Di masa pandemi, penggunaan Sisrute kian mendesak agar pasien bisa dirujuk ke fasilitas kesehatan yang memadai. Urgensi ini khususnya terkait kebutuhan rujukan pada ketersediaan tempat tidur isolasi dan ruang intensif. Selain data tempat tidur, sistem ini juga dapat menampilkan informasi medis pasien secara cepat dan lengkap sebelum pasien datang. Pemantauan ambulans sebagai monitoring posisi dan kondisi pasien juga bisa dilakukan.
Pada prinsipnya, sistem rujukan terintegrasi ini digunakan sebagai media komunikasi dan informasi awal pasien sebelum dirujuk. Komunikasi tersebut dilakukan melalui aplikasi untuk mengetahui ketersediaan tempat tidur, alat kesehatan, dan sumber daya manusia di faskes rujukan.
Jika dalam pelaksanaannya ada masalah ataupun tidak ada respons dari faskes rujukan, faskes perujuk bisa berkomunikasi melalui telepon maupun Whatsapp grup yang terintegrasi dalam Sisrute.
”Berbagai masalah masih dikeluhkan saat ini, seperti ada RS perujuk tidak komitmen dengan informasi balik di sistem serta data pasien yang dirujuk tidak lengkap sesuai formulir di sistem sehingga menyulitkan RS penerima memberi jawaban. Selain itu, update data terkait informasi dari komponen di Sisrute tidak dilakukan secara optimal,” kata Khalid.
Penggunaan Sisrute yang lebih optimal di masa pandemi dapat menciptakan keselamatan pasien. Perawatan pasien dari RS perujuk ke RS rujukan menjadi lebih jelas. Hal itu juga dapat menjadi solusi peningkatan akses masyarakat untuk mendapat layanan kesehatan bermutu dan transparan.
Kemanjuran vaksin
Satuan Tugas Penanganan Covid-19 pada 19 Januari 2021 melaporkan terdapat 10.365 kasus baru yang terkonfirmasi positif Covid-19 dengan 308 kematian. Dengan demikian, total kasus saat ini 927.380 kasus dengan 26.590 orang meninggal. Sementara, jumlah kasus aktif yang masih dalam perawatan 146.842 orang.
Secara terpisah, Direktur Pencegahan dan Pengendalian Penyakit Menular Langsung Kementerian Kesehatan Siti Nadia Tarmizi menyampaikan, vaksinasi Covid-19 kepada petugas kesehatan berjalan dengan baik. Saat ini, vaksinasi dilakukan dengan pemberian dosis pertama untuk vaksin Covid-19 buatan Sinovac. Menurut rencana, setiap penerima vaksin akan mendapat dua dosis dengan jarak waktu 14 hari antarpenyuntikan.
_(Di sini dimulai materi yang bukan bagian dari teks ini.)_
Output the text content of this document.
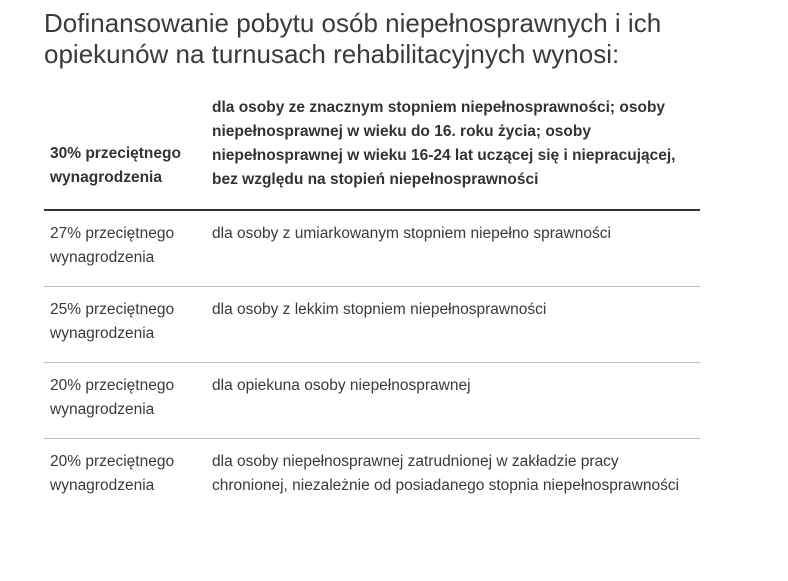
Dofinansowanie pobytu osób niepełnosprawnych i ich opiekunów na turnusach rehabilitacyjnych wynosi:
30% przeciętnego wynagrodzenia	dla osoby ze znacznym stopniem niepełnosprawności; osoby niepełnosprawnej w wieku do 16. roku życia; osoby niepełnosprawnej w wieku 16-24 lat uczącej się i niepracującej, bez względu na stopień niepełnosprawności
27% przeciętnego wynagrodzenia	dla osoby z umiarkowanym stopniem niepełno sprawności
25% przeciętnego wynagrodzenia	dla osoby z lekkim stopniem niepełnosprawności
20% przeciętnego wynagrodzenia	dla opiekuna osoby niepełnosprawnej
20% przeciętnego wynagrodzenia	dla osoby niepełnosprawnej zatrudnionej w zakładzie pracy chronionej, niezależnie od posiadanego stopnia niepełnosprawności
Dalam laporan hasil uji klinis vaksin buatan Sinovac di Brasil yang ditulis dalam Global Times (13/1/2021) dinyatakan, adanya peningkatan kemanjuran pada pemberian suntikan kedua dengan selang 21 hari dari suntikan pertama. Kemanjuran ini meningkat sampai 30 persen dibandingkan dengan vaksin yang disuntikkan pada sukarelawan yang mendapat suntikan kedua dengan selang waktu 14 hari.
”Kita tetap merujuk pada prosedur awal, yakni jarak waktu 14 hari dari suntikan pertama ke suntikan kedua. Ini mengikuti data klinis yang dihasilkan dari pengujian yang dilakukan di Bandung,” kata Nadia.